Search the Dark
- Author: Charles Todd
- Series: Inspector Ian Rutledge Mysteries
- Genre: Historical mystery
- Publisher: William Morrow
- Publication date: 1999
- ISBN: 978-0-06-209161-1
- Preceded by: Wings of Fire
- Followed by: Legacy of the Dead

= Search the Dark =

1996 historical mystery novel by Charles Todd

Search the Dark is the third in a series of historical mystery novels by American writers Caroline and Charles Todd, writing under the pseudonym Charles Todd, that are set immediately after World War I featuring Inspector Ian Rutledge of Scotland Yard . It was published by William Morrow, an imprint of HarperCollins, in 1999.

==Plot==
Bert Mowbray is a soldier whose wife and children were killed in a Zeppelin raid over London in 1916 while he was in the trenches. Now it is the summer of 1919, and Mowbray is taking the train from London to Brighton to search for a job. He looks out the train window just as the train is pulling out of the small village of Singleton Magna and sees his wife comforting his crying daughter while his son and an unknown man look on. By the time the frantic Mowbray gets off the train at the next station and walks back to the village, the family is gone. Mowbray forcefully asks everyone in the village about his wife and children, but no one has seen them. The next day, a woman's body is found some ways outside of town, and Mowbray, now in a near-catatonic state, is arrested for her murder. But there is no sign of the children, and Scotland Yard Inspector Ian Rutledge, still secretly haunted by the voice of Hamish, a young Scottish soldier he executed on the battlefield, is sent to coordinate a search for them.
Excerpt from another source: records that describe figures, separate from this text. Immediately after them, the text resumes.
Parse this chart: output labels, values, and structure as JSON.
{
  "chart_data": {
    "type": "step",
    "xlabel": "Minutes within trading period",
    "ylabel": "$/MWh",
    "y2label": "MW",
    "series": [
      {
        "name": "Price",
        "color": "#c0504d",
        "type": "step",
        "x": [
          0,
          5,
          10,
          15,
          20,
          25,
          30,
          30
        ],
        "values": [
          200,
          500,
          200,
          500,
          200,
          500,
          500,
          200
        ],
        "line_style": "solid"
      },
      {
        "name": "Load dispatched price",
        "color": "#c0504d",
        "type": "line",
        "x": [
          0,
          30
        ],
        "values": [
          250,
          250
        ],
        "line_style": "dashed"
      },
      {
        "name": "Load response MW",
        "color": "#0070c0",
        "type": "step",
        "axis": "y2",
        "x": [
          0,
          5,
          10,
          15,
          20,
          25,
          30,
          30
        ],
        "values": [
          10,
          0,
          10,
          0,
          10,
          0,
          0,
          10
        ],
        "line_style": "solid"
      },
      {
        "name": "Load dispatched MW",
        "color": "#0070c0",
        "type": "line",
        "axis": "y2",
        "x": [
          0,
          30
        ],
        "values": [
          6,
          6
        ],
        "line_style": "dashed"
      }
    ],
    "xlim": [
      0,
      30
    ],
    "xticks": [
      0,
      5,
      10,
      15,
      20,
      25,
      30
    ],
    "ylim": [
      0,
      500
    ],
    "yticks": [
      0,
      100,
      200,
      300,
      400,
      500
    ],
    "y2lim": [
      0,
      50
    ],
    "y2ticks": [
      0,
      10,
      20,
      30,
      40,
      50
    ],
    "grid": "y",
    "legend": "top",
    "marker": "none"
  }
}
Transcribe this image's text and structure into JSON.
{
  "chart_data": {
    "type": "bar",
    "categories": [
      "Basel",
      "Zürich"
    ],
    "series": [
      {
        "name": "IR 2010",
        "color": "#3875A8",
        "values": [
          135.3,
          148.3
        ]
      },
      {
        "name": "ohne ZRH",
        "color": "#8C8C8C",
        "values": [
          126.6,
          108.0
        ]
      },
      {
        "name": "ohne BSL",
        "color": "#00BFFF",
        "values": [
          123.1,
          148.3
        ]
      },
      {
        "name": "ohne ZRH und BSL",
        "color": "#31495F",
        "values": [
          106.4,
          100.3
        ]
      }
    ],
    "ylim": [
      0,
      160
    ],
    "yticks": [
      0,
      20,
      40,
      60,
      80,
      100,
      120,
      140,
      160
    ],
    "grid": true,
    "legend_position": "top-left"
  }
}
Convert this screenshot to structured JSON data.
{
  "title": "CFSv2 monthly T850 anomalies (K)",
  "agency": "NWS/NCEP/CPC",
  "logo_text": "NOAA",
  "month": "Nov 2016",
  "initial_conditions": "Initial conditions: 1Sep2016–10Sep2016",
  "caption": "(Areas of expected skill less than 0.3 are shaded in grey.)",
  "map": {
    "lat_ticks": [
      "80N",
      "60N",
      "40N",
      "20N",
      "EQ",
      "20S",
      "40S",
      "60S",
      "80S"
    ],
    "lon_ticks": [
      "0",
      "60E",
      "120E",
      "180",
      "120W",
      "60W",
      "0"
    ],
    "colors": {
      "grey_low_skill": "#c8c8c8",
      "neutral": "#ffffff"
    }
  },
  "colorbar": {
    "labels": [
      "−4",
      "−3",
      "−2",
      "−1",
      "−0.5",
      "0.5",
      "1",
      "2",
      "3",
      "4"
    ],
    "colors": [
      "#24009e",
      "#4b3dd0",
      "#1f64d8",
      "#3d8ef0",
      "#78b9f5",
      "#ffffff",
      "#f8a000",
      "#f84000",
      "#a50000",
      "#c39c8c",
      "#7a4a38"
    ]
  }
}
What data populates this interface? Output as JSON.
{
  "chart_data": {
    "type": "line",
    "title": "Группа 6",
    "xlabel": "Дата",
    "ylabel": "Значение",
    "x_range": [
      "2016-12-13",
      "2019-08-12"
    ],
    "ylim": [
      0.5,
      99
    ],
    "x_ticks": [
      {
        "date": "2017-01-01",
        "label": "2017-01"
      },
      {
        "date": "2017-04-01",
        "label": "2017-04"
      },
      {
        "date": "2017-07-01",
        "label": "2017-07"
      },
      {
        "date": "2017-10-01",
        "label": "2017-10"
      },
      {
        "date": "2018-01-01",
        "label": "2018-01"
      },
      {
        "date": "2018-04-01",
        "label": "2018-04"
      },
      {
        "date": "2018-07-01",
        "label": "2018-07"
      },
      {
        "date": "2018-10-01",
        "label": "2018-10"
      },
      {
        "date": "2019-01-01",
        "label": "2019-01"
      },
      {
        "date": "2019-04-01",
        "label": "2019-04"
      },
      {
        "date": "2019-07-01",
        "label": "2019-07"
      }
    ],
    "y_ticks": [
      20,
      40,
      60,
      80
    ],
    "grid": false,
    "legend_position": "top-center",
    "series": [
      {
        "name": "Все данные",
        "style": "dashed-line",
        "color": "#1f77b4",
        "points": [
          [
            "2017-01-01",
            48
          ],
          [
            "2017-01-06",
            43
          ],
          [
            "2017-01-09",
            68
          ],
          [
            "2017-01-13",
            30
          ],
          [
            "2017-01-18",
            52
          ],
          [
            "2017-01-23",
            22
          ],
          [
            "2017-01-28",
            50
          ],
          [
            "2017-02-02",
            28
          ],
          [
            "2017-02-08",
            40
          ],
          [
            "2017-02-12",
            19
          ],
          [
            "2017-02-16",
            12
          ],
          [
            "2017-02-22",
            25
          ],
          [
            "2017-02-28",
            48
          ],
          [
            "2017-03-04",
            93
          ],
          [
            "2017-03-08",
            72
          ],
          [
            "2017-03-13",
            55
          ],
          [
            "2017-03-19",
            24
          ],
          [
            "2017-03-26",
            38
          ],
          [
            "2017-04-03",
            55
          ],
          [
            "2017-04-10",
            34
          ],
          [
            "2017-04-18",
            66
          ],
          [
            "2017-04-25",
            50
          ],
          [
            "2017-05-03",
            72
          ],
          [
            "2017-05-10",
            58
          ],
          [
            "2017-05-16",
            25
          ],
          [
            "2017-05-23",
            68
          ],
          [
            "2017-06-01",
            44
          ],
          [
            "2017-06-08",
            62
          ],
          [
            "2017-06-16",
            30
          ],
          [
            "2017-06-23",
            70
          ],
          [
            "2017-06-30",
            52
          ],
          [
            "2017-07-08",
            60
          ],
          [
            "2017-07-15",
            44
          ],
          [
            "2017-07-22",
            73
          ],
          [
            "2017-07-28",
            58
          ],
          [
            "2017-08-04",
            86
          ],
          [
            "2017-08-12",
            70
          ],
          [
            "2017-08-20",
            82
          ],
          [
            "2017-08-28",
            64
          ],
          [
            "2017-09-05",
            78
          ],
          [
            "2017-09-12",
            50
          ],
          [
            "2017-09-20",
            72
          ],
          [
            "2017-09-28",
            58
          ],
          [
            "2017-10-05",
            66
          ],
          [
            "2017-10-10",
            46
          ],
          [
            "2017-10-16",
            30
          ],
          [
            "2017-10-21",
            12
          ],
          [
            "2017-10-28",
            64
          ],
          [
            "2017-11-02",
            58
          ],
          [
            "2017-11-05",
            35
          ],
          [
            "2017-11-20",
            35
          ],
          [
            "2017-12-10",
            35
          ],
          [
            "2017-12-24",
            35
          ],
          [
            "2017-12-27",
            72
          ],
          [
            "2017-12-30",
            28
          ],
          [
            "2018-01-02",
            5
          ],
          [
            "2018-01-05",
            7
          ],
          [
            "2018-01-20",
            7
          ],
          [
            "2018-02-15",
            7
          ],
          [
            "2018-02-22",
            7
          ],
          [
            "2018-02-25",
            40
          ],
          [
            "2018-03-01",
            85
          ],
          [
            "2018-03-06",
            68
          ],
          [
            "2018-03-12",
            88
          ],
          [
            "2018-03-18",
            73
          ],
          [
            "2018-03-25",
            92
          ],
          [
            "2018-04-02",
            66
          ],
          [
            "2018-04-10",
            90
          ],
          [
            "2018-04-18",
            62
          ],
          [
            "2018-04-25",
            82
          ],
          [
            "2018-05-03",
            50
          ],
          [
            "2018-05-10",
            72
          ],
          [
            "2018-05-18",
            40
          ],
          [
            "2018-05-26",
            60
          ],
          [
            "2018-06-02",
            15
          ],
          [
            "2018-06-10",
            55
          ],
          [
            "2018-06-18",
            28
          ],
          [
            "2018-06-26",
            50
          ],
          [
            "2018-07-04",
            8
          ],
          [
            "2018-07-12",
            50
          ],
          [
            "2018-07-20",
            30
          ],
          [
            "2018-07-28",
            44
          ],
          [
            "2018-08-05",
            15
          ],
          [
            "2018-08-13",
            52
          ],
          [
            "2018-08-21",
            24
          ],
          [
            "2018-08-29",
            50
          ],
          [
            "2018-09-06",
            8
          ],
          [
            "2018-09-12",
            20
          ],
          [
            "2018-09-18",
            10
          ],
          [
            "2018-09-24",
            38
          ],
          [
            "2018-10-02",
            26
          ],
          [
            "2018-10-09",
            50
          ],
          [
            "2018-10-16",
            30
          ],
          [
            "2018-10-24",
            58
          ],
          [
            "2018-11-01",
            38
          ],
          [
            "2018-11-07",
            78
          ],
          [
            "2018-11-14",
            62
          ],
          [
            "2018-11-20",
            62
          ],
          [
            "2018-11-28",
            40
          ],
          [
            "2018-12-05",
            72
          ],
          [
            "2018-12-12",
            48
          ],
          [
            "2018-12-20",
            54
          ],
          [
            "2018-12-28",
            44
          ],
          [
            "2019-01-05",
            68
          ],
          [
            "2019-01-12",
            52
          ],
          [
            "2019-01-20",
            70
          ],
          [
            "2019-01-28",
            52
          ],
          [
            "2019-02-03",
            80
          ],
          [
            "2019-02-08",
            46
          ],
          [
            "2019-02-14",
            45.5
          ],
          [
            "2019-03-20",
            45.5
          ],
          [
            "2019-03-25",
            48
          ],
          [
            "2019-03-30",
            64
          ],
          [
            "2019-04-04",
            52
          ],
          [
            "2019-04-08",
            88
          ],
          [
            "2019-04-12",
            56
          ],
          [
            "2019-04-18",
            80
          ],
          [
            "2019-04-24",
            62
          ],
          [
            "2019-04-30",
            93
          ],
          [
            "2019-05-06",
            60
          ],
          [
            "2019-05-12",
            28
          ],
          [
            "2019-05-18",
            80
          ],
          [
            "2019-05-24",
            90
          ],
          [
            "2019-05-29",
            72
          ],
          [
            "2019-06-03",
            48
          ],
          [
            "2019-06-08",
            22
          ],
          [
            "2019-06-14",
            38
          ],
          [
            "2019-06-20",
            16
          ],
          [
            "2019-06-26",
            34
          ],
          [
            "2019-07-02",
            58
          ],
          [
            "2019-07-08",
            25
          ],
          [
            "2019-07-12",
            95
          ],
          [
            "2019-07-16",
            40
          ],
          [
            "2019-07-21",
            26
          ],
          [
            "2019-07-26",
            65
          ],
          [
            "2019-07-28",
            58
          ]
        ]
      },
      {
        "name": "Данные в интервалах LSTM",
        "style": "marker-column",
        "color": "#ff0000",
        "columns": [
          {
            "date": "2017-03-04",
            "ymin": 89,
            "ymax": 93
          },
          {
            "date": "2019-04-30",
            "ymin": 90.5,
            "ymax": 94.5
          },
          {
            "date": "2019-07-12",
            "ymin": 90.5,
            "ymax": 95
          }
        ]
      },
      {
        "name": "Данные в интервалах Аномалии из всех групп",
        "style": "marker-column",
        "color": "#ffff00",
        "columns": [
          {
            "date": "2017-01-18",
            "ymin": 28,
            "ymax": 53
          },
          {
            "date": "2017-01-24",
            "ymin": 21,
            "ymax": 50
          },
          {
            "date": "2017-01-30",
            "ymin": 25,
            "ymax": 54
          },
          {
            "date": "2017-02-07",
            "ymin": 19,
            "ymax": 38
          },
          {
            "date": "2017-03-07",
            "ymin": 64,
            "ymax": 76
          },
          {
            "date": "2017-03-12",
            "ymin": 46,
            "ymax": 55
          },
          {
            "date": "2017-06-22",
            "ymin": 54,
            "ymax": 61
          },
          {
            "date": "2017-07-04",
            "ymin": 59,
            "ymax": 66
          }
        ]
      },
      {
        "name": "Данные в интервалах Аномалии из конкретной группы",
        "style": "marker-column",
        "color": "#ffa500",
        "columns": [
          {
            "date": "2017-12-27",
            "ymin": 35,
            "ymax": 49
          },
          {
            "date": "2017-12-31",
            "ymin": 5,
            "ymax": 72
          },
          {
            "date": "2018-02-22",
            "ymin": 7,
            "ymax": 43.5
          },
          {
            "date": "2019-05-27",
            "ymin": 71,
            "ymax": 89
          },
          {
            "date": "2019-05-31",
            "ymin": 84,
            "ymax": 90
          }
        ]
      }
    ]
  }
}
Rutledge looks for witnesses that might have seen the family on the train platform and learns from Simon Wyatt, scion on a politically connected family, that a young woman, Margaret Tarlton, had a job interview with him that day, and had taken the train to Singleton Magna, where his new French wife Aurore had both picked her up in Simon's automobile and returned her to the train station after the interview. To find Margaret, Rutledge goes to her current employer, Elizabeth Napier, who turns out to be Simon Wyatt's ex-fiancee, jilted when Simon returned from the war with a French wife. But Margaret has not returned to the Napier household, and there is no sign of her at her London flat, nor at her family's household.

The children, dead or alive, are still missing, but a second body is found, that of a maid who abruptly disappeared six months ago. Rutledge begins to suspect that the ex-soldier Mowbray had not seen his wife on the train platform, but instead had seen Margaret Tarlton, and it was she who was dead. Rutledge also believes that someone else murdered both Margaret and the missing maid. But who? Simon Napier, afraid that his ex-fiancee was trying to plant a spy in his household? Or his new French wife Aurore, afraid that Simon's eyes would stray to the beautiful Margaret? Or the ex-fiancee Elizabeth Napier, angry that Margaret, her trusted employee, had walked out on her to work for the man who jilted her? There is also another ex-soldier whose wits have been dimmed by a head wound, as well as the sometime boyfriend of Margaret, and it turns out that Simon's godfather might have fathered a child with Margaret.

In the end, Rutledge uses his powers of observation to solve the mystery of the missing children and uncover who the murderer of both Margaret and the missing maid must be.

==Publication history==
In the early 1990s, Carolyn Watjen (born Carolyn Linene Teachey) convinced her son David Watjen to collaborate with her on a mystery novel. For the protagonist, they settled on Ian Rutledge, a British veteran of trench warfare during World War I who is attempting to return to his Scotland Yard career as a police detective inspector despite a severe case of shell shock. After their first novel, A Test of Wills, was nominated for several awards and won the Barry Award for Best First Novel, the writing duo followed up with more books in the series. The third book, Search the Dark, was published by William Morrow in 1999. Caroline and David, as Charles Todd, would go on to write over 20 more novels about Ian Rutledge.

==Reception==
Publishers Weekly called it "compelling" and noted, "[The book] is rooted, in this fine period mystery, as much in love as in war."

Kirkus Reviews was disappointed, writing, "With little effort on Ian's part, all the unlikely answers come to light. A bit livelier than the author’s previous work, with plenty of suspense despite its unfocused plot, unreal people, and too- leisurely style." The review concluded, "Best for those who like their mystery melodramas written the old-fashioned way."

Writing for Library Journal, Theresa Connors commented, "For readers who enjoy historical mysteries, Charles Todd's able narration captures the local accents of the Dorset country folk well. Highly recommended."

David Pitt, writing for Booklist, pointed out, "These are not fantasy novels — and Hamish is not a ghost — but the rather odd relationship between Rutledge and the memory of the man he executed makes the stories fresh and unusual." Pitt concluded, "Not for all tastes, the Rutledge novels are well suited to readers who like their mysteries to be a little left-of-center, and this latest entry in the series will not disappoint.